In an interview with the Associated Press Monday, Mr Wray acknowledged the report had identified significant problems with how agents conducted the investigation into ties between Russia and Mr Trump’s 2016 presidential campaign, and pledged to make changes.
But he also said it was important” that the Justice Department’s inspector general, Michael Horowitz, found that the investigation was opened for a proper cause and was not affected by political bias.
Mr Wray told ABC News in a separate interview that he did not believe the Trump campaign had been unfairly targeted. The FBI also issued a statement stressing that the report “does not impugn the FBI’s institutional credibility”.
That provoked a sharp reaction from Mr Trump on Twitter.
“I don’t know what report current Director of the FBI Christopher Wray was reading, but it sure wasn’t the one given to me,” Trump tweeted.
“With that kind of attitude, he will never be able to fix the FBI, which is badly broken despite having some of the greatest men & women working there!”
The tweet was a rare direct attack on Mr Wray, who has largely been spared the public ire the president vented at former FBI director James Comey — whom he fired in May 2017 — and at Andrew McCabe, who temporarily replaced Mr Comey but was later fired by the Justice Department.
I don’t know what report current Director of the FBI Christopher Wray was reading, but it sure wasn’t the one given to me. With that kind of attitude, he will never be able to fix the FBI, which is badly broken despite having some of the greatest men & women working there!
— Donald J. Trump (@realDonaldTrump) December 10, 2019
Mr Wray inherited a year-old Russia investigation when he was installed in August 2017 and, by that point, the probe was already in the hands of special counsel Robert Mueller.
He has kept a mostly low profile, rarely speaking in depth about the investigation or engaging in public conflicts with a White House that claims political bias in the US intelligence community.
Although he has appeared reluctant to respond aloud to Mr Trump’s criticism of the FBI, he has also defended the interests of the bureau even when it has put him at odds with the president.
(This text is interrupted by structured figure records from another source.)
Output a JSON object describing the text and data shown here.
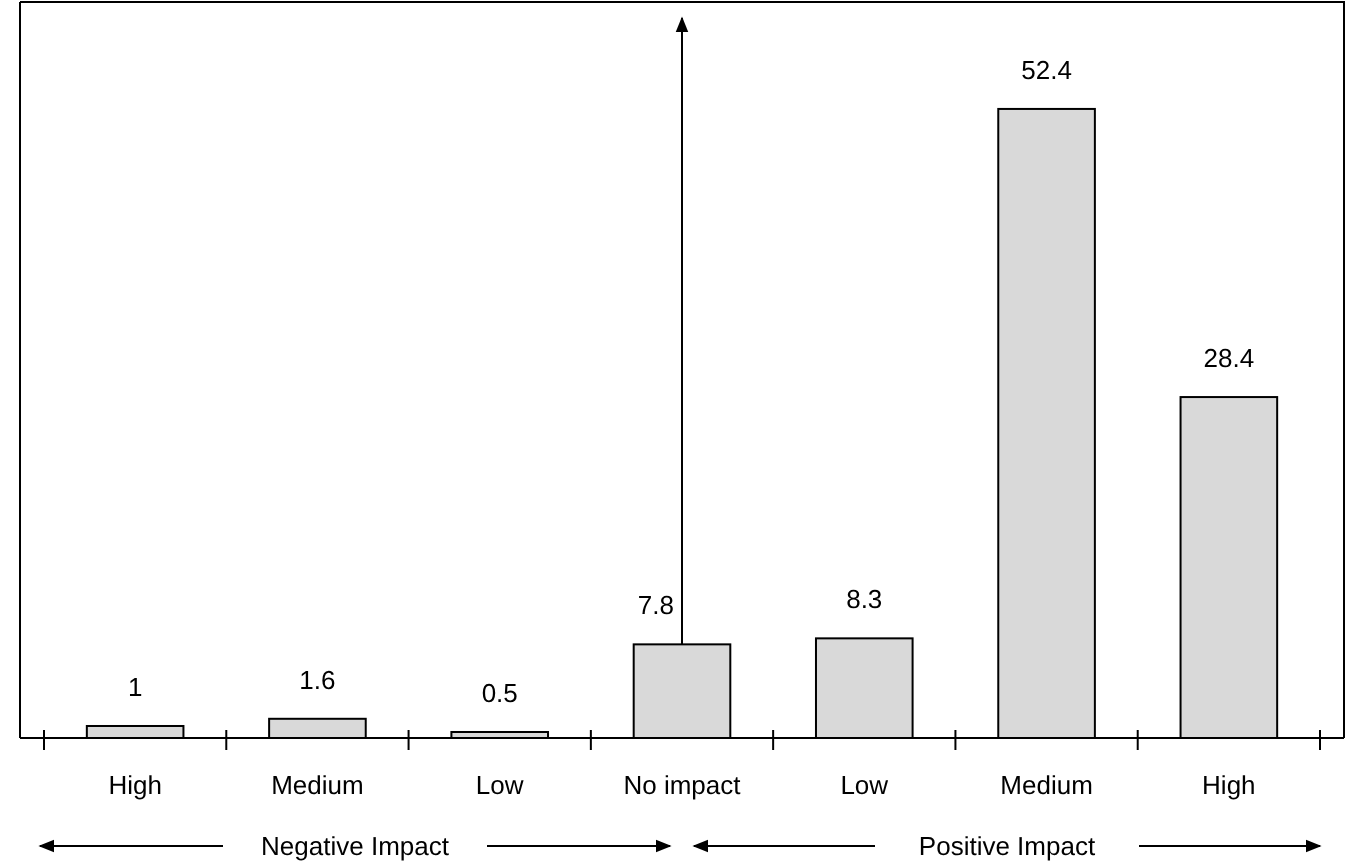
{
  "chart_data": {
    "type": "bar",
    "categories": [
      "High",
      "Medium",
      "Low",
      "No impact",
      "Low",
      "Medium",
      "High"
    ],
    "values": [
      1,
      1.6,
      0.5,
      7.8,
      8.3,
      52.4,
      28.4
    ],
    "color": "#d9d9d9",
    "data_labels": true,
    "annotations": [
      "Negative Impact",
      "Positive Impact"
    ]
  }
}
He has said he does not believe Mr Mueller’s investigation was a “witch hunt”, as Mr Trump has insisted, and resisted efforts last year by the White House and congressional Republicans to declassify information from the Russia probe that was subsequently released.
Mr Wray struck a similar balance in his comments on Monday, seizing on findings from the inspector general favourable to the FBI while also making a point to highlight the significant problems it found.
Those issues, he told AP, were “unacceptable and unrepresentative of who we are as an institution”.